Em seguida, voltou à sala de projeção, ficou de frente para a plateia e começou a atirar. Quem estava na primeira fila viu a tempo que se tratava de tiros reais e se abaixou, enquanto os demais acreditavam que os disparos eram do filme. A sala permaneceu escura. A fotógrafa Fabiana Lobão Freitas, 25 anos, morreu na hora. O economista Júlio Maurício Zeimaitis, 29, chegou ao hospital com vida, mas não resistiu. A publicitária Hermé Luísa Jatobá Vadasz, 46, também não resistiu aos ferimentos na cabeça. Os cinco feridos por balas ou estilhaços ficaram fora de perigo. Dessa tragédia, resultaram três mortes, quatro pessoas feridas e mais quinze em pânico. Testemunhas relataram ainda que os tiros duraram cerca de três minutos.
Prisão
Mateus foi peso em flagrante e acabou condenado a mais de 120 anos e seis meses de prisão em regime fechado. Na ocasião, os advogados alegaram que ele era semi-imputável, ou seja, possuía consciência parcial de seus atos. A sua defesa tentou mostrar que ele sofria de alucinações, ouvia vozes misteriosas, tinha crises de agressividade, além de um comportamento estranho e solitário. Depois de várias apelações judiciais, Mateus foi condenado aos 30 anos máximos previstos pela Justiça brasileira. Os advogados ainda tentaram, em vão, alegar insanidade mental e argumentar que Mateus havia sido influenciado pelo jogo Nukem 3D, no qual há uma cena de tiroteio em um cinema.

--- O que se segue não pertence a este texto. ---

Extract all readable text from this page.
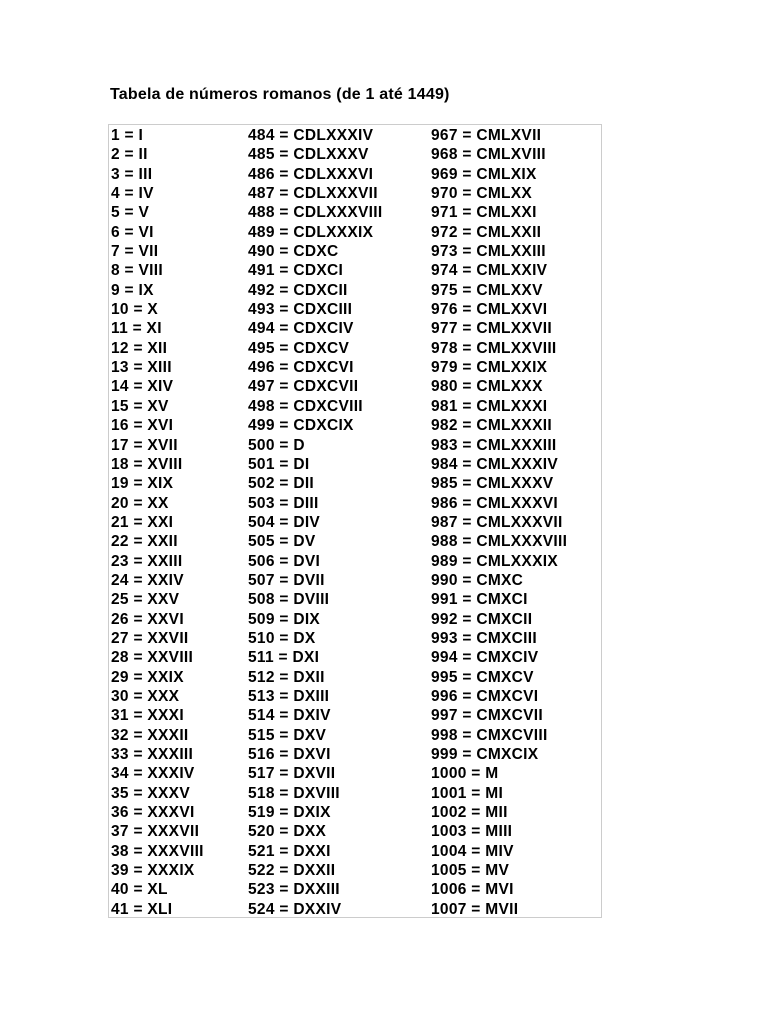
Tabela de números romanos (de 1 até 1449)
1 = I
2 = II
3 = III
4 = IV
5 = V
6 = VI
7 = VII
8 = VIII
9 = IX
10 = X
11 = XI
12 = XII
13 = XIII
14 = XIV
15 = XV
16 = XVI
17 = XVII
18 = XVIII
19 = XIX
20 = XX
21 = XXI
22 = XXII
23 = XXIII
24 = XXIV
25 = XXV
26 = XXVI
27 = XXVII
28 = XXVIII
29 = XXIX
30 = XXX
31 = XXXI
32 = XXXII
33 = XXXIII
34 = XXXIV
35 = XXXV
36 = XXXVI
37 = XXXVII
38 = XXXVIII
39 = XXXIX
40 = XL
41 = XLI
484 = CDLXXXIV
485 = CDLXXXV
486 = CDLXXXVI
487 = CDLXXXVII
488 = CDLXXXVIII
489 = CDLXXXIX
490 = CDXC
491 = CDXCI
492 = CDXCII
493 = CDXCIII
494 = CDXCIV
495 = CDXCV
496 = CDXCVI
497 = CDXCVII
498 = CDXCVIII
499 = CDXCIX
500 = D
501 = DI
502 = DII
503 = DIII
504 = DIV
505 = DV
506 = DVI
507 = DVII
508 = DVIII
509 = DIX
510 = DX
511 = DXI
512 = DXII
513 = DXIII
514 = DXIV
515 = DXV
516 = DXVI
517 = DXVII
518 = DXVIII
519 = DXIX
520 = DXX
521 = DXXI
522 = DXXII
523 = DXXIII
524 = DXXIV
967 = CMLXVII
968 = CMLXVIII
969 = CMLXIX
970 = CMLXX
971 = CMLXXI
972 = CMLXXII
973 = CMLXXIII
974 = CMLXXIV
975 = CMLXXV
976 = CMLXXVI
977 = CMLXXVII
978 = CMLXXVIII
979 = CMLXXIX
980 = CMLXXX
981 = CMLXXXI
982 = CMLXXXII
983 = CMLXXXIII
984 = CMLXXXIV
985 = CMLXXXV
986 = CMLXXXVI
987 = CMLXXXVII
988 = CMLXXXVIII
989 = CMLXXXIX
990 = CMXC
991 = CMXCI
992 = CMXCII
993 = CMXCIII
994 = CMXCIV
995 = CMXCV
996 = CMXCVI
997 = CMXCVII
998 = CMXCVIII
999 = CMXCIX
1000 = M
1001 = MI
1002 = MII
1003 = MIII
1004 = MIV
1005 = MV
1006 = MVI
1007 = MVII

Em 2007, os magistrados reduziram a pena para 48 anos e 9 meses. Mateus ficou preso no Centro de Observação Criminológica (COC) do Complexo do Carandiru, em São Paulo, até o presídio ser desativado, em 2002. Posteriormente, foi transferido para a Penitenciária 2 de Tremembé (SP) e, depois, em 2009, para a Penitenciária Lemos Brito (PLB), em Salvador, onde nasceu.
No dia 8 de maio de 2009, Mateus tentou matar seu colega de cela, o espanhol Francisco Vidal Lopes, de 68 anos, com uma tesoura, na PLB e foi autuado por tentativa de homicídio, aparentemente porque o homem ouvia a televisão em volume muito alto. Em 2011, a Justiça da Bahia, por meio do júri popular, o absolveu da acusação de tentativa de homicídio contra o colega de prisão. Foi considerada a tese, defendida pela promotora do caso, Armênia Cristina Santos, de que o ex-estudante é inimputável por sofrer de doenças mentais atestadas por laudos médicos. Com tal decisão, Mateus foi encaminhado para o Hospital de Custódia e Tratamento (HCT) de Salvador.